When women search online for “abortion services near me,” they likely find not a clinic that offers abortions, but crisis pregnancy care centers set up by anti-abortion groups that encourage pregnant women to have children.

  Chief Justice John Roberts, who favored incremental change, said his five conservative colleagues had gone too far in overturning the Roe case. “The Court’s opinion was thoughtful and thorough,” he wrote. “But these merits do not make up for the fact that the dramatic ruling was not necessary.”
  The chief justice, nominated by Bush Jr. like Alito, only supported The local bill that led to the overturn of Roe’s case — a Mississippi law that bans abortion after 15 weeks of pregnancy.
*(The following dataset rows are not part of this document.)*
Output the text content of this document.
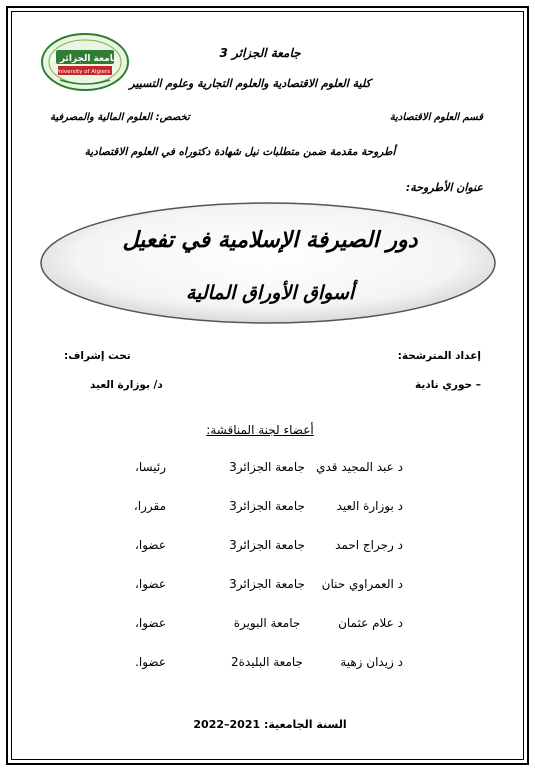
جامعة الجزائر 3
University of Algiers 3
جامعة الجزائر 3
كلية العلوم الاقتصادية والعلوم التجارية وعلوم التسيير
قسم العلوم الاقتصادية
تخصص: العلوم المالية والمصرفية
أطروحة مقدمة ضمن متطلبات نيل شهادة دكتوراه في العلوم الاقتصادية
عنوان الأطروحة:
دور الصيرفة الإسلامية في تفعيل
أسواق الأوراق المالية
إعداد المترشحة:
تحت إشراف:
– حوري نادية
د/ بوزارة العيد
أعضاء لجنة المناقشة:
د عبد المجيد قدي
جامعة الجزائر3
رئيسا،
د بوزارة العيد
جامعة الجزائر3
مقررا،
د رجراج احمد
جامعة الجزائر3
عضوا،
د العمراوي حنان
جامعة الجزائر3
عضوا،
د علام عثمان
جامعة البويرة
عضوا،
د زيدان زهية
جامعة البليدة2
عضوا.
السنة الجامعية: 2021–2022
  On the face of it, the anti-abortion activists have won their first victory in half a century. However, as mentioned above, the forces for and against abortion mixed in the United States have been surging undercurrents and confronting each other. Overturning the Roe case has no real effect on easing the differences between the two sides.
  The bottom, poor, and many conservative women belonging to minority groups have become the most vulnerable group among them. From the moment they conceive a child, they carry the moral and legal burden to decide whether to leave a life as quickly as possible. Otherwise, they may be bound by many restrictions and forced to become mothers.
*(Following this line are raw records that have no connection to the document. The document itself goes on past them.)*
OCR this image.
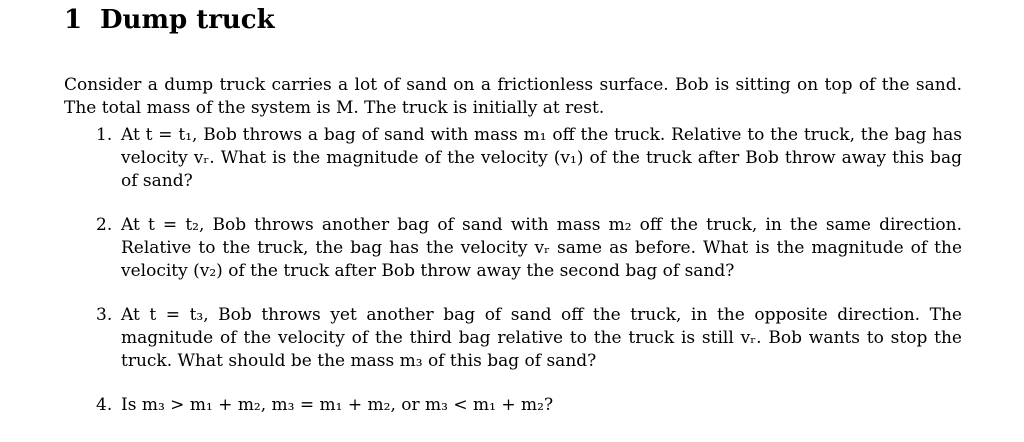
1 Dump truck

Consider a dump truck carries a lot of sand on a frictionless surface. Bob is sitting on top of the sand. The total mass of the system is M. The truck is initially at rest.

1. At t = t₁, Bob throws a bag of sand with mass m₁ off the truck. Relative to the truck, the bag has velocity vᵣ. What is the magnitude of the velocity (v₁) of the truck after Bob throw away this bag of sand?
2. At t = t₂, Bob throws another bag of sand with mass m₂ off the truck, in the same direction. Relative to the truck, the bag has the velocity vᵣ same as before. What is the magnitude of the velocity (v₂) of the truck after Bob throw away the second bag of sand?
3. At t = t₃, Bob throws yet another bag of sand off the truck, in the opposite direction. The magnitude of the velocity of the third bag relative to the truck is still vᵣ. Bob wants to stop the truck. What should be the mass m₃ of this bag of sand?
4. Is m₃ > m₁ + m₂, m₃ = m₁ + m₂, or m₃ < m₁ + m₂?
  In addition, when contraceptives are more popular today, blindly blaming the anti-abortion forces does not make much sense to change the status quo. It might not be so bad if the cost of motherhood for women after childbirth was reduced, and motherhood could receive social support and security. Ironically, American society has not given a good answer to the maternity guarantees and support measures for raising children for women who have given birth to children.
  For example, Texas, a populous state with a strong anti-abortion population, is actually one of the most dangerous fertility states in the United States. The state has one of the highest maternal mortality rates in the country, and the vast majority of obstructed births are black women. And, in 2020, the state saw more than 5 deaths per 1,000 births.
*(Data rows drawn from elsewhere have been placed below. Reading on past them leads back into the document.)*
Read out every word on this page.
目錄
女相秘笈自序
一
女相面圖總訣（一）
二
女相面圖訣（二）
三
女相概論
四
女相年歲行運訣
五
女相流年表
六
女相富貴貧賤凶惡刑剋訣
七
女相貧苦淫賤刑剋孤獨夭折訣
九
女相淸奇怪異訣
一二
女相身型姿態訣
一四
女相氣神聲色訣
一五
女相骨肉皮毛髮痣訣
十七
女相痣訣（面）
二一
  ”Despite many anti-abortion advocates claiming to increase support for families, Republican-led states have so far passed only limited legislation, and they The main safeguard is funding pro-abortion crisis pregnancy centers.”
  On July 1, US President Biden held a meeting with 10 Democratic governors, saying that the federal government will do its best to protect women who want abortions. He also said he supports a congressional vote to write Roe into law — even though congressional consensus is nearly impossible.
  Today, blurred, chaotic, and extreme events are taking place across the United States. What is certain is that American women’s struggle for bodily autonomy is becoming more and more protracted.